Airport

A plane takes off from Aspen-Pitkin County Airport last month.

 

Close review of the ASE Vision Committee’s plan continued Wednesday, with the Pitkin Board of County Commissioners sifting through the first 11 goals of the guiding document — mostly in agreement, but leaving the meatier issues for next week when they can start fresh on items that to date have seen the most divergence of opinion.

After the BOCC was unable to advance in its revision of Goal No. 12 — to “reconfigure the airfield to accommodate Aircraft Design Group III aircraft with wingspans greater than 95 feet” — and nearing the three-hour mark of this portion of its special work session, the brakes were slammed on the discussion. Rather, it will be continued Tuesday at 10 a.m.

“We were getting hung up on a lot of stuff,” Commissioner Patti Clapper said Thursday. “We decided, ‘Let’s start fresh next Tuesday’ so we don’t have a long day before and a long day afterward.”

Included within the 15 specific recommendations are maximizing Aspen-Pitkin County Airport’s safety and sustainability and improving air service reliability. There are more than 70 sub-recommendations to the mainstays of the “Final Report of the Airport Vision Committee — The Common Ground Recommendations,” Pitkin County Manager Jon Peacock noted.

A section on the BOCC’s airport project updates may be found at pitkincounty.com.

On Tuesday the commissioners will pick up where they left off in further discussing the much-discussed Goal No. 12.

Elected officials weren’t able to move past how to introduce language into the stated goal about future technology that could be cleaner and more energy efficient without finding it either too binding or not specific enough.

“What’s the community going to perceive it to say? The airline industry? How much do we want to say, and what is it going to tie us into?” Clapper said Thursday.

The language is important, she implied, because it would be tied to a goal that could in turn create the potential ramifications of an airport able to accept a fleet in ADG III, with wingspans as wide as 118 feet.

Peacock cautioned that assurances about future designs are nonexistent.

“Some airlines may not be there [with their fleet mix]. I think the goal is to understand those implications and understand what that mix is.”

To get to an ADG III level and meet federal standards for runway and taxiway separation, moving the runway or moving the taxiway closer to the terminal will be required.
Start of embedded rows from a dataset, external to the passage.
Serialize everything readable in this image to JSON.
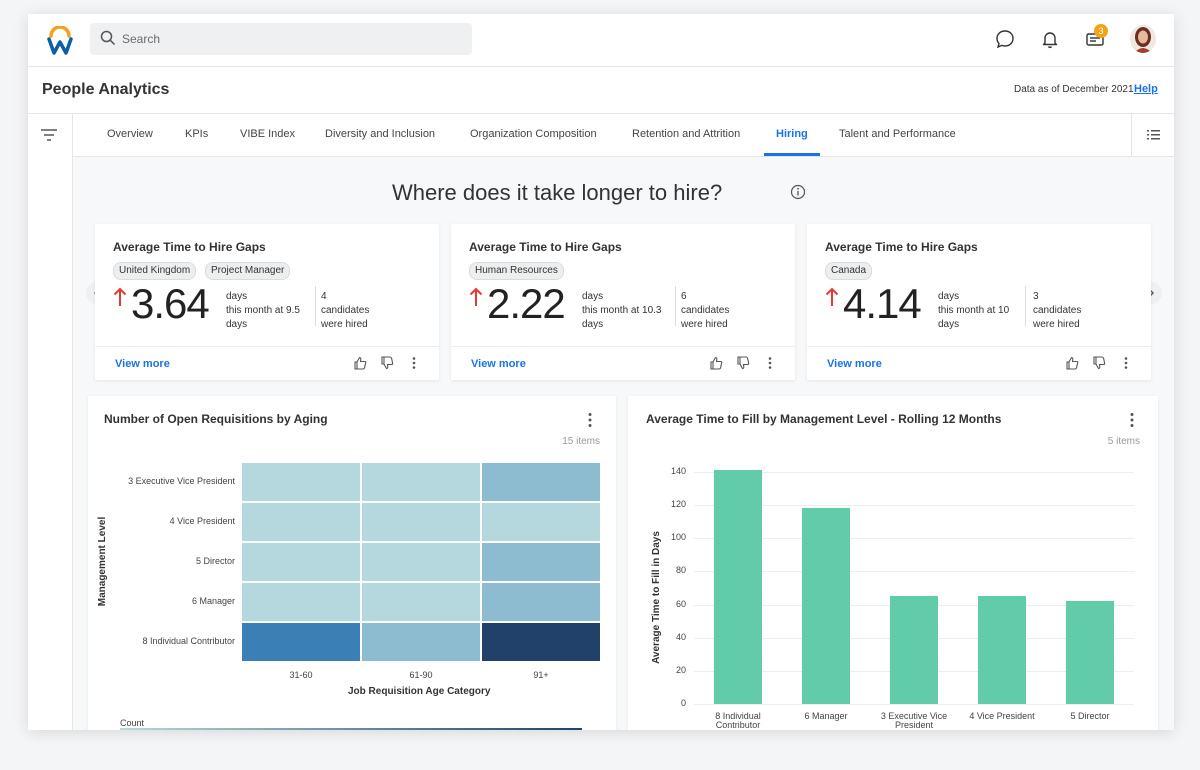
{
  "search": {
    "placeholder": "Search"
  },
  "topbar": {
    "notification_count": "3"
  },
  "page": {
    "title": "People Analytics",
    "data_as_of": "Data as of December 2021",
    "help": "Help"
  },
  "tabs": [
    {
      "label": "Overview"
    },
    {
      "label": "KPIs"
    },
    {
      "label": "VIBE Index"
    },
    {
      "label": "Diversity and Inclusion"
    },
    {
      "label": "Organization Composition"
    },
    {
      "label": "Retention and Attrition"
    },
    {
      "label": "Hiring",
      "active": true
    },
    {
      "label": "Talent and Performance"
    }
  ],
  "section_heading": "Where does it take longer to hire?",
  "cards": [
    {
      "title": "Average Time to Hire Gaps",
      "chips": [
        "United Kingdom",
        "Project Manager"
      ],
      "value": "3.64",
      "unit": "days",
      "desc": "this month at 9.5 days",
      "candidates_count": "4",
      "candidates_text": "candidates were hired",
      "view_more": "View more"
    },
    {
      "title": "Average Time to Hire Gaps",
      "chips": [
        "Human Resources"
      ],
      "value": "2.22",
      "unit": "days",
      "desc": "this month at 10.3 days",
      "candidates_count": "6",
      "candidates_text": "candidates were hired",
      "view_more": "View more"
    },
    {
      "title": "Average Time to Hire Gaps",
      "chips": [
        "Canada"
      ],
      "value": "4.14",
      "unit": "days",
      "desc": "this month at 10 days",
      "candidates_count": "3",
      "candidates_text": "candidates were hired",
      "view_more": "View more"
    }
  ],
  "colors": {
    "accent": "#1a73e8",
    "bar": "#62cba9",
    "up_arrow": "#e53935"
  },
  "chart_data": [
    {
      "type": "heatmap",
      "title": "Number of Open Requisitions by Aging",
      "items_label": "15 items",
      "xlabel": "Job Requisition Age Category",
      "ylabel": "Management Level",
      "x": [
        "31-60",
        "61-90",
        "91+"
      ],
      "y": [
        "3 Executive Vice President",
        "4 Vice President",
        "5 Director",
        "6 Manager",
        "8 Individual Contributor"
      ],
      "values": [
        [
          1,
          1,
          2
        ],
        [
          1,
          1,
          1
        ],
        [
          1,
          1,
          2
        ],
        [
          1,
          1,
          2
        ],
        [
          3,
          2,
          4
        ]
      ],
      "legend_label": "Count"
    },
    {
      "type": "bar",
      "title": "Average Time to Fill by Management Level - Rolling 12 Months",
      "items_label": "5 items",
      "xlabel": "",
      "ylabel": "Average Time to Fill in Days",
      "categories": [
        "8 Individual Contributor",
        "6 Manager",
        "3 Executive Vice President",
        "4 Vice President",
        "5 Director"
      ],
      "values": [
        141,
        118,
        65,
        65,
        62
      ],
      "ylim": [
        0,
        140
      ],
      "yticks": [
        0,
        20,
        40,
        60,
        80,
        100,
        120,
        140
      ]
    }
  ]
}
Last month, the majority of the BOCC voted in favor of Goal No. 13 (which ostensibly will be discussed Tuesday): to “leave the runway where it is.”

BOCC Vice Chair Kelly McNicholas Kury reflected on the conundrum of the status quo, which doesn’t allow for options such as cleaner planes, she said.

Clapper, on Thursday, spoke of the challenges the board faces in rendering a decision on both the air side and the land side “when the industry doesn’t know where it’s going.” The life of the workhorse CRJ-700 seems likely to be extended, due to demand and the state of the industry as they’re related to the pandemic. But the promises of cleaner, quieter future aircraft remain elusive for the time being. Opening the door to the unknown, both on the commercial and general aviation sides, which an ADG III designation could allow, remains a concern for the BOCC.

Commissioner Greg Poschman asked, given the number of unknowns, why the BOCC seemed to be pushing toward putting a bow on the vision document.

“We’re not there yet,” Poschman said.

McNicholas Kury said that one reason is, given the time that outgoing Commissioner George Newman has spent working on airport issues and his knowledge of the subjects, the decision would be well-served for completion during his tenure.

The 15 recommendations about the airport’s future have been under review by the BOCC since August, though the white paper was the product of more than 120 members of an appointed citizen committee that worked for nearly 18 months to produce it. In the end, 63 people who were originally involved with the committees voted on the recommendations.